MD: ‘The Shining’ more than ‘The Exorcist’.
AW: Yeah, ‘The Exorcist’, you do have some projectile vomit and some heads cranking around…
MD: And a girl masturbating on a cross.
AW: Yeah, so that still had some pretty graphic stuff, but nothing in the way of like 'Hostel' or 'Hostel 2' or something. The scariest parts are the parts where you’re questioning what the hell’s going on. I think letting the imagination play a big role in creating horror is a smart idea for anyone in any kind of dark entertainment.
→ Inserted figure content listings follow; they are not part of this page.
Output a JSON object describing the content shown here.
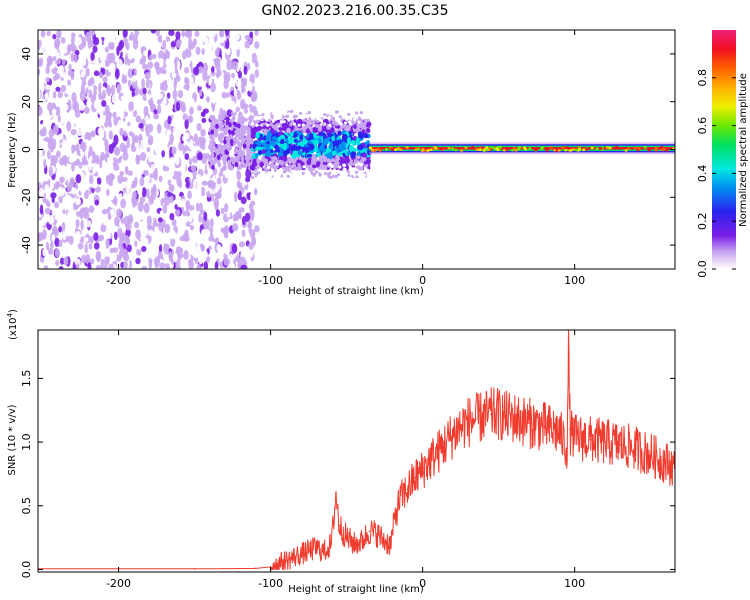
{
  "title": "GN02.2023.216.00.35.C35",
  "colors": {
    "snr_line": "#f03c2e",
    "background": "#ffffff",
    "axis": "#000000"
  },
  "chart_data": [
    {
      "type": "heatmap",
      "title": "GN02.2023.216.00.35.C35",
      "xlabel": "Height of straight line (km)",
      "ylabel": "Frequency (Hz)",
      "xlim": [
        -253,
        166
      ],
      "ylim": [
        -50,
        50
      ],
      "xticks": [
        -200,
        -100,
        0,
        100
      ],
      "xtick_labels": [
        "-200",
        "-100",
        "0",
        "100"
      ],
      "yticks": [
        -40,
        -20,
        0,
        20,
        40
      ],
      "ytick_labels": [
        "-40",
        "-20",
        "0",
        "20",
        "40"
      ],
      "colormap": "rainbow (white-purple-blue-cyan-green-yellow-orange-red-magenta)",
      "regions": [
        {
          "x_range": [
            -253,
            -112
          ],
          "freq_range": [
            -50,
            50
          ],
          "amplitude": 0.15,
          "description": "broadband low-amplitude noise"
        },
        {
          "x_range": [
            -112,
            -35
          ],
          "freq_range": [
            -8,
            12
          ],
          "amplitude": 0.45,
          "description": "scattered mid-amplitude spots near 0 Hz"
        },
        {
          "x_range": [
            -35,
            166
          ],
          "freq_range": [
            -1,
            1.5
          ],
          "amplitude": 0.95,
          "description": "narrow high-amplitude line at ~0.5 Hz"
        }
      ],
      "colorbar": {
        "label": "Normalized spectral amplitude",
        "range": [
          0,
          1
        ],
        "ticks": [
          0.0,
          0.2,
          0.4,
          0.6,
          0.8
        ],
        "tick_labels": [
          "0.0",
          "0.2",
          "0.4",
          "0.6",
          "0.8"
        ]
      }
    },
    {
      "type": "line",
      "xlabel": "Height of straight line (km)",
      "ylabel": "SNR (10 * v/v)",
      "yscale_label": "(x10",
      "yscale_exp": "4",
      "xlim": [
        -253,
        166
      ],
      "ylim": [
        -0.02,
        1.88
      ],
      "xticks": [
        -200,
        -100,
        0,
        100
      ],
      "xtick_labels": [
        "-200",
        "-100",
        "0",
        "100"
      ],
      "yticks": [
        0.0,
        0.5,
        1.0,
        1.5
      ],
      "ytick_labels": [
        "0.0",
        "0.5",
        "1.0",
        "1.5"
      ],
      "grid": false,
      "series": [
        {
          "color": "#f03c2e",
          "x": [
            -253,
            -200,
            -150,
            -110,
            -100,
            -90,
            -80,
            -70,
            -65,
            -60,
            -57,
            -55,
            -50,
            -45,
            -40,
            -35,
            -30,
            -25,
            -21,
            -20,
            -18,
            -15,
            -10,
            -5,
            0,
            5,
            10,
            15,
            20,
            25,
            30,
            35,
            40,
            45,
            50,
            55,
            60,
            70,
            80,
            90,
            95,
            96,
            97,
            98,
            100,
            110,
            120,
            130,
            140,
            150,
            160,
            166
          ],
          "y": [
            0.005,
            0.005,
            0.005,
            0.008,
            0.02,
            0.07,
            0.12,
            0.17,
            0.14,
            0.2,
            0.6,
            0.35,
            0.25,
            0.2,
            0.22,
            0.3,
            0.28,
            0.22,
            0.2,
            0.28,
            0.42,
            0.55,
            0.63,
            0.72,
            0.78,
            0.86,
            0.92,
            0.99,
            1.06,
            1.12,
            1.16,
            1.18,
            1.2,
            1.22,
            1.22,
            1.2,
            1.19,
            1.15,
            1.12,
            1.08,
            0.95,
            1.72,
            1.1,
            1.06,
            1.04,
            1.02,
            1.0,
            0.98,
            0.95,
            0.9,
            0.84,
            0.8
          ]
        }
      ]
    }
  ]
}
MD: Definitely, yeah, absolutely. Do you have any boundaries in terms of what you deem would be too offensive lyrically or cover art-wise? Do you ever come up with something and you think nah, nah, we can’t do that?
AW: I think we’ve already stepped so far over the line, you know, I look at some of the old lyrics that our old singer did, Chris Barnes, and we gave him carte blanche to do whatever. We were like, hey, we’re taking care of the music, you can go as gory as you want, so he has ‘Entrails Ripped from a Virgin’s Cunt’; ‘Necropedophile’; ‘Fucked with a Knife’, all these songs so there’s not a whole lot left really, is there?! [laughs] And obviously we’ve tried to make it very clear back then, and then of course a lot more lately too, that we are singing about extremely deviant and disturbed characters that we do not relate to. You know, and we do not admire the characters, but they are interesting characters for a horror song. We certainly don’t admire any of the violence or activity that’s going on in our songs, but it fits quite well with the music.
MD: It’s an awesome new album and you’ve used Erik Rutan as producer for the second time - how is your working relationship with him, and is he someone you’re always gonna aim to use for future records?
AW: Yes.
MD: …which is a very apt number for any metal band I guess!